The primary cause of Rabson–Mendenhall syndrome is a mutation in the INSR gene, which encodes the insulin receptor protein. This mutation leads to the production of defective insulin receptors that cannot effectively bind or respond to insulin. As a result, cells fail to absorb glucose from the bloodstream, leading to chronic high blood sugar levels and widespread insulin resistance.

The inheritance pattern is autosomal recessive, meaning that both parents must carry and pass on a defective copy of the gene for a child to be affected. Carriers usually do not show symptoms themselves.

Symptoms

The symptoms of Rabson–Mendenhall syndrome are typically evident early in life, often in infancy. Common clinical features include:

• Severe insulin resistance and hyperinsulinemia

• Acanthosis nigricans (dark, velvety patches of skin, especially in body folds)

• Hypertrichosis (excessive hair growth)

• Dental anomalies (early eruption of teeth, widely spaced teeth)

• Enlarged genitalia in both sexes

• Pineal hyperplasia (leading to abnormal development of the pineal gland)

• Dysmorphic facial features (prominent eyes, large jaw, broad nose)

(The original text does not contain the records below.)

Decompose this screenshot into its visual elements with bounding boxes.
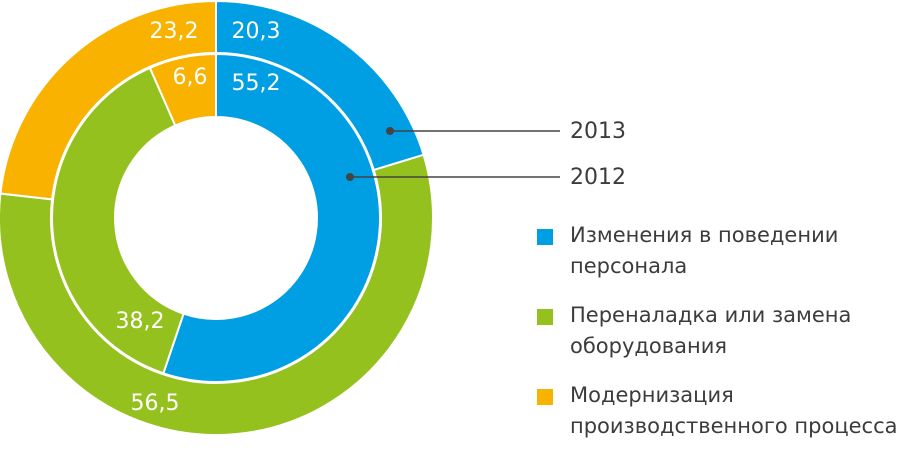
value-label: 56,5 bbox=[131, 391, 180, 416]
value-label: 20,3 bbox=[232, 19, 281, 44]
legend-swatch bbox=[537, 229, 553, 245]
legend-swatch bbox=[537, 309, 553, 325]
donut-segment bbox=[148, 52, 217, 127]
legend-label: Переналадка или замена оборудования bbox=[570, 303, 852, 358]
value-label: 23,2 bbox=[150, 19, 199, 44]
legend-label: Модернизация производственного процесса bbox=[570, 383, 898, 438]
value-label: 38,2 bbox=[116, 309, 165, 334]
value-label: 55,2 bbox=[232, 71, 281, 96]
value-label: 6,6 bbox=[173, 65, 208, 90]
donut-segment bbox=[162, 52, 381, 383]
series-label: 2012 bbox=[570, 165, 626, 190]
donut-segment bbox=[51, 66, 185, 375]
series-label: 2013 bbox=[570, 119, 626, 144]
legend-label: Изменения в поведении персонала bbox=[570, 223, 839, 278]
legend-swatch bbox=[537, 389, 553, 405]
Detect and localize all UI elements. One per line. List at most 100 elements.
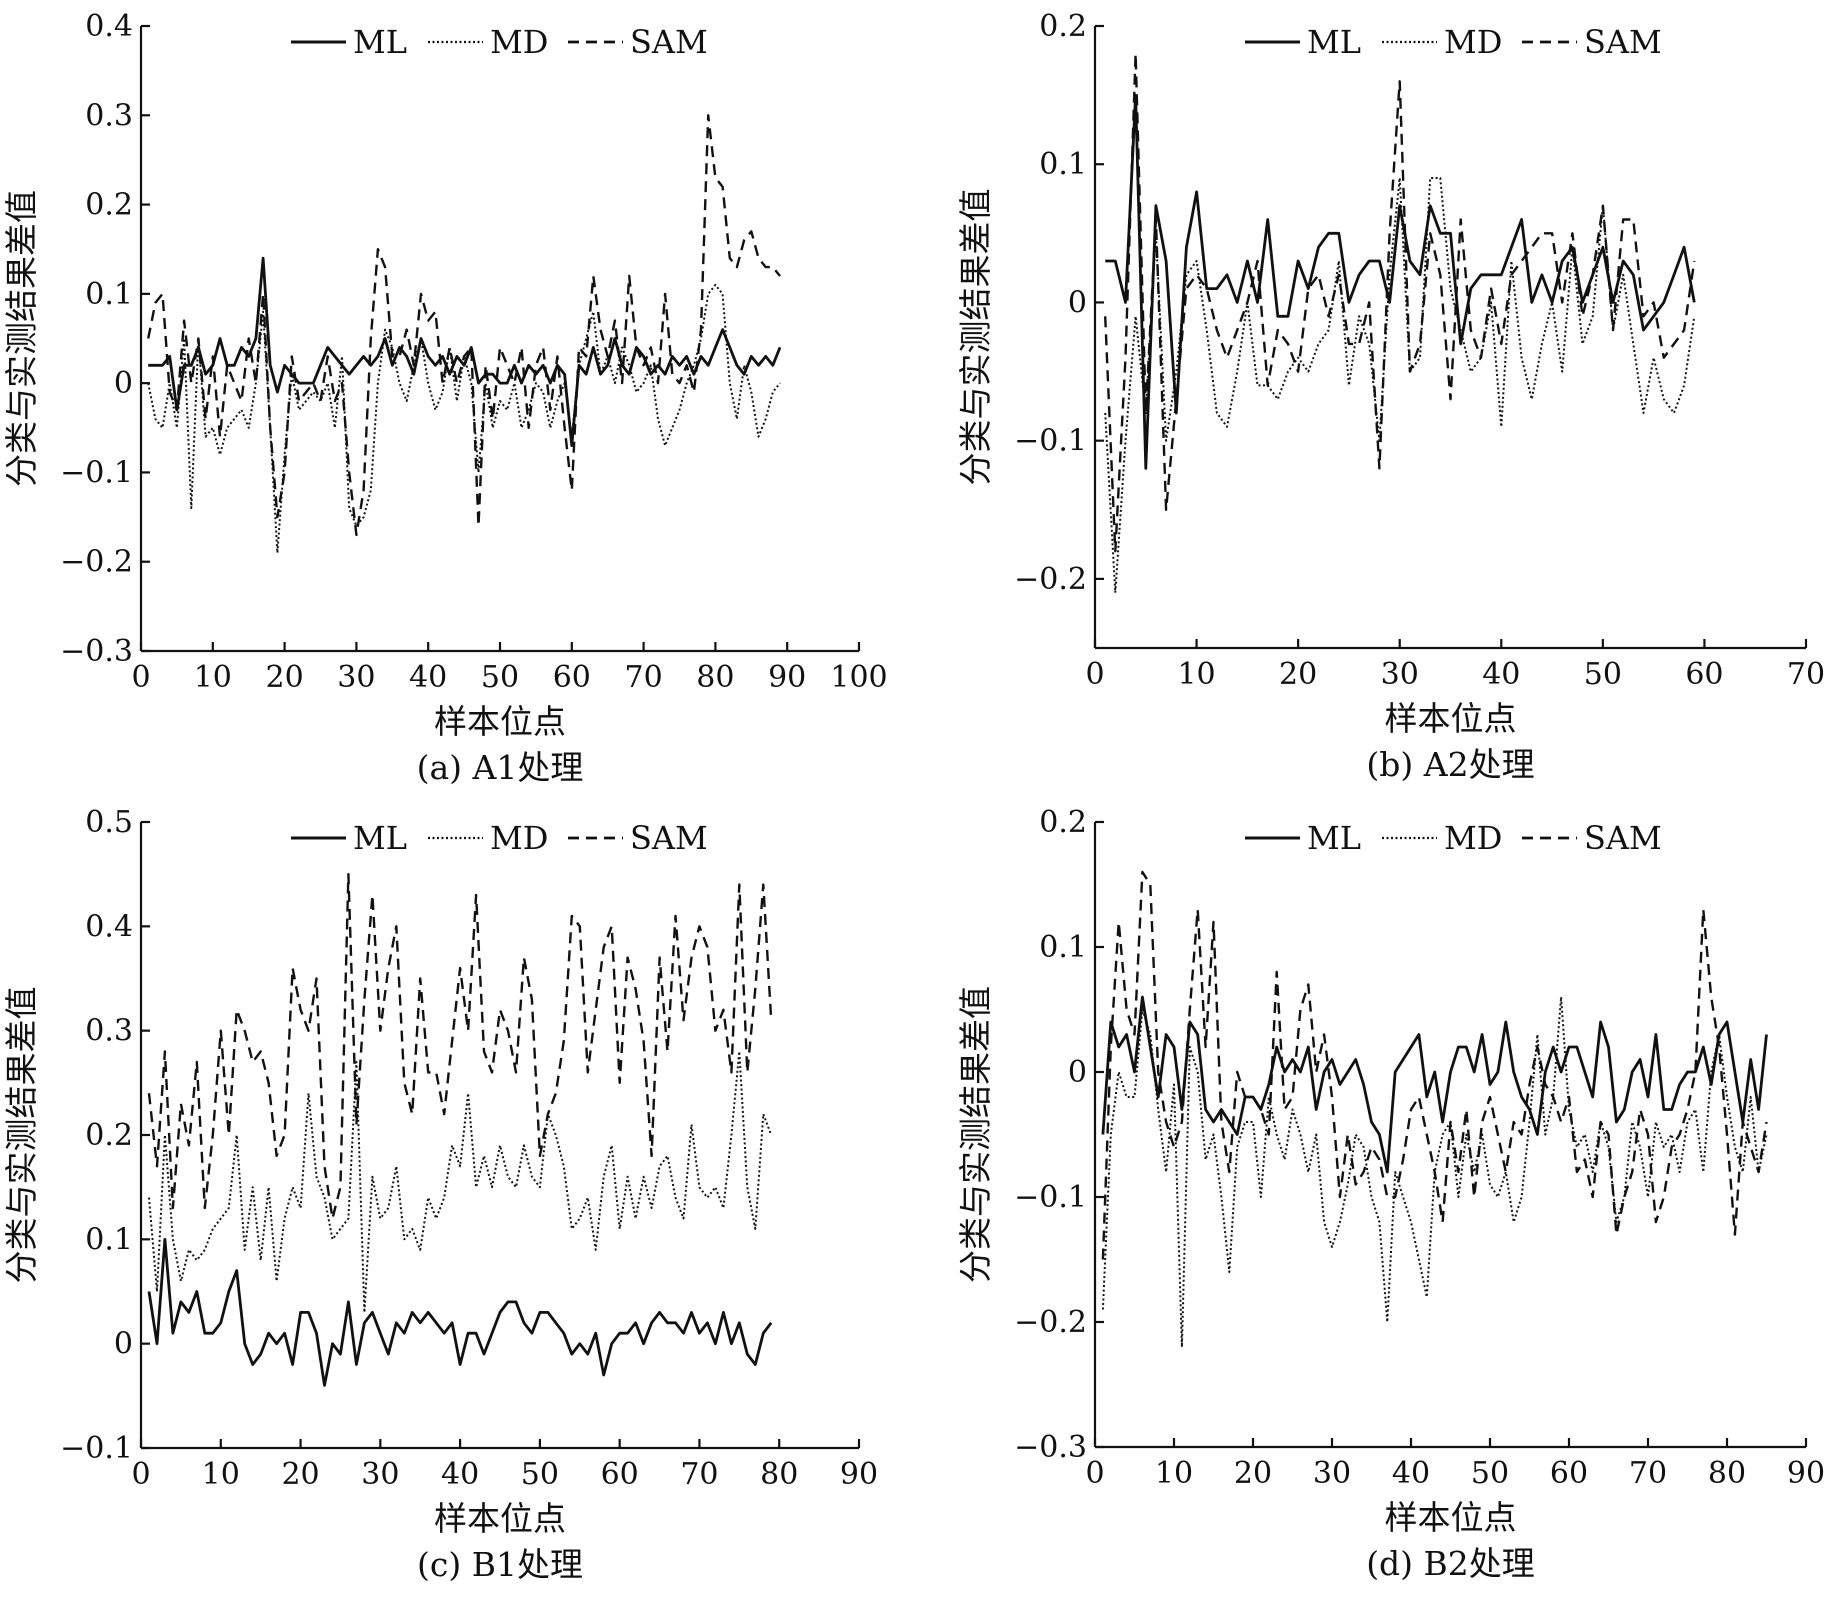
x-tick-label: 100 (830, 660, 887, 695)
legend-label-md: MD (1444, 819, 1502, 857)
y-axis-label: 分类与实测结果差值 (956, 986, 995, 1283)
legend-label-sam: SAM (630, 819, 708, 857)
y-tick-label: 0.1 (85, 277, 133, 312)
y-axis-label: 分类与实测结果差值 (2, 987, 41, 1284)
x-tick-label: 90 (840, 1457, 878, 1492)
panel-b: −0.2 −0.1 0 0.1 0.2 0 10 20 30 40 50 60 70 ML MD SAM 分类与… (956, 9, 1825, 784)
x-tick-label: 40 (409, 660, 447, 695)
y-axis-label: 分类与实测结果差值 (956, 189, 995, 486)
y-tick-label: −0.2 (60, 545, 133, 580)
x-tick-label: 80 (696, 660, 734, 695)
legend-label-ml: ML (353, 23, 407, 61)
panel-caption: (d) B2处理 (1366, 1544, 1535, 1583)
x-tick-label: 30 (1381, 657, 1419, 692)
y-tick-label: −0.1 (1014, 424, 1087, 459)
series-line-sam (1101, 870, 1768, 1260)
x-tick-label: 60 (1550, 1456, 1588, 1491)
x-tick-label: 10 (1155, 1456, 1193, 1491)
x-tick-label: 60 (553, 660, 591, 695)
series-line-sam (147, 114, 781, 537)
x-tick-label: 80 (1708, 1456, 1746, 1491)
x-tick-label: 40 (441, 1457, 479, 1492)
y-tick-label: 0 (114, 1327, 133, 1362)
y-tick-label: 0.2 (85, 188, 133, 223)
x-tick-label: 0 (1085, 1456, 1104, 1491)
panel-a: −0.3 −0.2 −0.1 0 0.1 0.2 0.3 0.4 0 10 20 30 40 50 60 70… (2, 9, 888, 787)
y-tick-label: −0.3 (1014, 1430, 1087, 1465)
series-line-md (148, 1050, 773, 1314)
x-tick-label: 20 (1279, 657, 1317, 692)
legend-label-md: MD (1444, 23, 1502, 61)
x-tick-label: 30 (361, 1457, 399, 1492)
x-tick-label: 70 (625, 660, 663, 695)
x-tick-label: 80 (760, 1457, 798, 1492)
y-tick-label: 0 (1068, 285, 1087, 320)
legend-label-md: MD (490, 23, 548, 61)
x-tick-label: 20 (266, 660, 304, 695)
x-tick-label: 0 (131, 1457, 150, 1492)
y-tick-label: 0.2 (85, 1118, 133, 1153)
legend-label-sam: SAM (1584, 23, 1662, 61)
y-tick-label: 0.5 (85, 805, 133, 840)
y-tick-label: 0.1 (1039, 147, 1087, 182)
y-tick-label: 0.1 (1039, 930, 1087, 965)
x-tick-label: 20 (281, 1457, 319, 1492)
x-tick-label: 90 (1787, 1456, 1825, 1491)
x-tick-label: 40 (1392, 1456, 1430, 1491)
y-tick-label: 0 (114, 366, 133, 401)
series-line-ml (1105, 93, 1696, 470)
y-tick-label: 0.4 (85, 909, 133, 944)
x-tick-label: 10 (202, 1457, 240, 1492)
legend-label-md: MD (490, 819, 548, 857)
y-tick-label: −0.1 (1014, 1180, 1087, 1215)
x-tick-label: 30 (337, 660, 375, 695)
x-tick-label: 50 (521, 1457, 559, 1492)
y-tick-label: 0.2 (1039, 805, 1087, 840)
series-line-ml (147, 1237, 773, 1387)
panel-caption: (b) A2处理 (1366, 745, 1534, 784)
series-line-ml (1101, 995, 1768, 1174)
x-tick-label: 50 (1584, 657, 1622, 692)
panel-caption: (c) B1处理 (417, 1545, 583, 1584)
panel-d: −0.3 −0.2 −0.1 0 0.1 0.2 0 10 20 30 40 50 60 70 80 90 ML… (956, 805, 1825, 1583)
x-tick-label: 50 (481, 660, 519, 695)
series-line-sam (147, 873, 773, 1220)
x-tick-label: 0 (1085, 657, 1104, 692)
series-line-ml (148, 256, 782, 448)
legend-label-ml: ML (353, 819, 407, 857)
legend-label-sam: SAM (1584, 819, 1662, 857)
x-tick-label: 10 (1177, 657, 1215, 692)
legend-label-sam: SAM (630, 23, 708, 61)
x-tick-label: 30 (1313, 1456, 1351, 1491)
y-tick-label: 0 (1068, 1055, 1087, 1090)
y-tick-label: −0.1 (60, 455, 133, 490)
y-tick-label: −0.3 (60, 634, 133, 669)
series-line-md (1101, 996, 1768, 1348)
x-tick-label: 10 (194, 660, 232, 695)
x-axis-label: 样本位点 (1385, 699, 1517, 738)
y-tick-label: 0.4 (85, 9, 133, 44)
y-tick-label: 0.3 (85, 1014, 133, 1049)
y-axis-label: 分类与实测结果差值 (2, 190, 41, 487)
x-tick-label: 50 (1471, 1456, 1509, 1491)
x-tick-label: 60 (1685, 657, 1723, 692)
x-tick-label: 0 (131, 660, 150, 695)
x-tick-label: 70 (680, 1457, 718, 1492)
legend-label-ml: ML (1307, 819, 1361, 857)
x-tick-label: 70 (1787, 657, 1825, 692)
y-tick-label: −0.2 (1014, 562, 1087, 597)
x-axis-label: 样本位点 (434, 702, 566, 741)
y-tick-label: 0.1 (85, 1222, 133, 1257)
y-tick-label: 0.3 (85, 98, 133, 133)
x-tick-label: 60 (601, 1457, 639, 1492)
x-axis-label: 样本位点 (434, 1499, 566, 1538)
series-line-md (1104, 177, 1696, 594)
series-line-sam (1104, 52, 1696, 553)
panel-caption: (a) A1处理 (417, 748, 584, 787)
y-tick-label: −0.2 (1014, 1305, 1087, 1340)
legend-label-ml: ML (1307, 23, 1361, 61)
panel-c: −0.100.10.20.30.40.50 10 20 30 40 50 60 70 80 90M… (2, 805, 878, 1584)
x-tick-label: 70 (1629, 1456, 1667, 1491)
x-tick-label: 40 (1482, 657, 1520, 692)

• Growth abnormalities, including failure to thrive or short stature

• Postprandial hyperglycemia and fasting hypoglycemia

As the disease progresses, affected individuals may develop signs of diabetes mellitus, ketoacidosis, and other endocrine imbalances due to the body's inability to regulate blood glucose effectively.

Diagnosis

Diagnosis of Rabson–Mendenhall syndrome involves a combination of clinical evaluation, laboratory testing, and genetic analysis:

• Clinical assessment: Noting early-onset insulin resistance, characteristic physical features, and growth abnormalities

• Laboratory tests: Extremely elevated insulin levels, abnormal glucose tolerance tests, and signs of hyperglycemia or hypoglycemia

• Genetic testing: Identification of mutations in the INSR gene confirms the diagnosis

• Imaging: May reveal pineal gland abnormalities or other endocrine gland changes

Early genetic counseling is advised for families with a history of the condition or known consanguinity.

Treatment

There is no cure for Rabson–Mendenhall syndrome, and treatment focuses on managing symptoms, improving quality of life, and delaying disease progression. Therapeutic options include:

• High-dose insulin therapy: Often required, but typically ineffective due to extreme insulin resistance

• Recombinant insulin-like growth factor 1 (IGF-1): May help in some patients by bypassing the defective insulin receptor pathway

• Metformin and other insulin-sensitizing agents: Sometimes used to improve glucose control

• Dietary management: Strict control of carbohydrate intake to manage blood sugar levels

• Supportive care: Includes endocrinology follow-up, management of skin and dental issues, and monitoring for complications

Due to the severity of the condition, treatment is typically multidisciplinary and involves endocrinologists, geneticists, dermatologists, and pediatricians.

Prognosis

The prognosis of Rabson–Mendenhall syndrome is generally poor. Most affected individuals do not survive beyond the first or second decade of life due to complications such as diabetic ketoacidosis, severe infections, or multi-organ failure. However, early diagnosis and aggressive supportive care may help in temporarily improving quality of life and slowing disease progression.

Ongoing research into gene therapy and novel insulin-sensitizing agents offers hope for improved future outcomes, but at present, management remains primarily symptomatic and palliative.